The life cycle of Sancasania berlesei consists of five stages: eggs, larvae, protonymph, tritonymph and adult. Stock cultures have been maintained in unlit incubators at 24 °C since 1995. Experimental mite populations were maintained in glass tubes (20×50 mm2) filled with plaster of Paris that is kept moist to maintain humidity and also kept at a constant 24 °C in unlit incubators. Food was supplied in the form of granulated yeast (for a review of the model system, see Benton & Beckerman 2005). The experiment was conducted in March 2000.

(b) Experimental design

Our baseline data are collected from a longitudinal laboratory experiment that covers nearly two generations (see Beckerman et al. 2003 and figure 1 for more design details). To begin the experiment, eggs from second-generation mothers, reared from stock cultures, were assigned to good or bad parental rearing conditions. Upon reaching maturity, males and females were paired randomly at 1, 20 or 50 pairs (parental densities) and then assigned randomly to low- or high-food amounts (parental food) and either immediate delivery of food or a 5 day delay in food delivery (parental food timings). Eggs were then collected from mothers when they were young or old (day 4/5 versus 9/10; maternal age of eggs). When these offspring hatched, they were subject to the range of juvenile densities that they were born into, and subsequently assigned randomly to high- and low-food amounts (juvenile food amounts), either in a single initial pulse or over the duration of their development (juvenile food timings). Figure 1 provides insight into the structure of the design.
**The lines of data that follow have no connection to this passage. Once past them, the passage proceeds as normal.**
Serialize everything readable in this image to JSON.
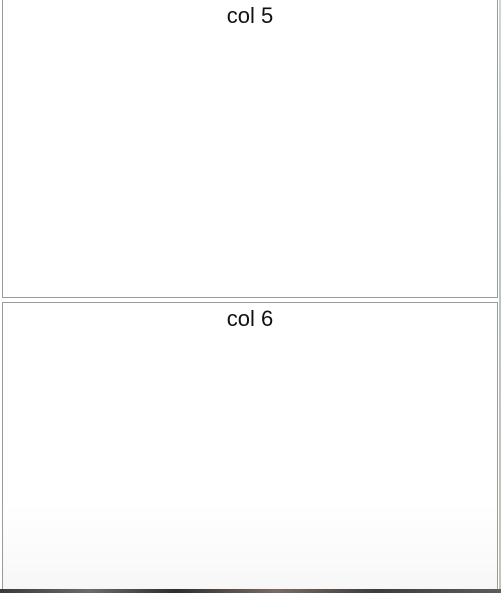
{
  "columns": [
    {
      "label": "col 5"
    },
    {
      "label": "col 6"
    }
  ]
}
In total, the design is 2×3×2×2×2×4 factorial with juvenile density as a covariate, and two replicates per treatment combination, leading to 192 tubes in total on which measurements were made (see Appendix 1 in Beckerman et al. 2003).

We measured four vital traits of offspring in this experiment: time-to-hatching of eggs, percentage of offspring recruiting, age-at-maturity and size-at-maturity. Time-to-hatching and age-at-maturity were measured by keeping daily counts of either the eggs becoming juveniles (time-to-hatching) or the juveniles becoming adults (age-at-maturity), and recording the numbers of events on given days. Percent recruitment was measured by comparing the initial maximum juvenile density to the final number of adults that emerged in a treatment. Size-at-maturity data was collected on a subset of individuals maturing in a range of treatments. Mites were counted and measured using a Leica MZ7.5 binocular microscope with a ocular graticule.

(c) Statistical analysis

Our approach was to fit generalized linear models to the demographic traits we measured (egg hatching time, percent recruitment, age-at-maturity or size-at-maturity). Apart from hatching date, we fitted models incorporating both descriptors of the juvenile environment and descriptors of the adult environment. In particular, we developed the following standard statistical model for percent recruitment, age-at-maturity, and size-at-maturity

DV(trait)=(parentalrearing+parentaldensity+parentalfooddelay+parentalfood+parentalage)2+(juveniledensity×juvenilefood). 2.1

DV corresponds to the dependent variable. The first part of the model, (parental rearing+parental density+parental food delay+parental food+parental age)2 represents all maternal (parental) environment characteristics and their pairwise interactions. The second part of the model (juvenile density×juvenile food), represents the juvenile environmental characteristics and their interaction. Juvenile density was the maximum juvenile density and, therefore, describes the offspring competitive environment controlling for parental environment effect on offspring number. Note that we have collapsed the timing and amount of juvenile food into a single four level variable.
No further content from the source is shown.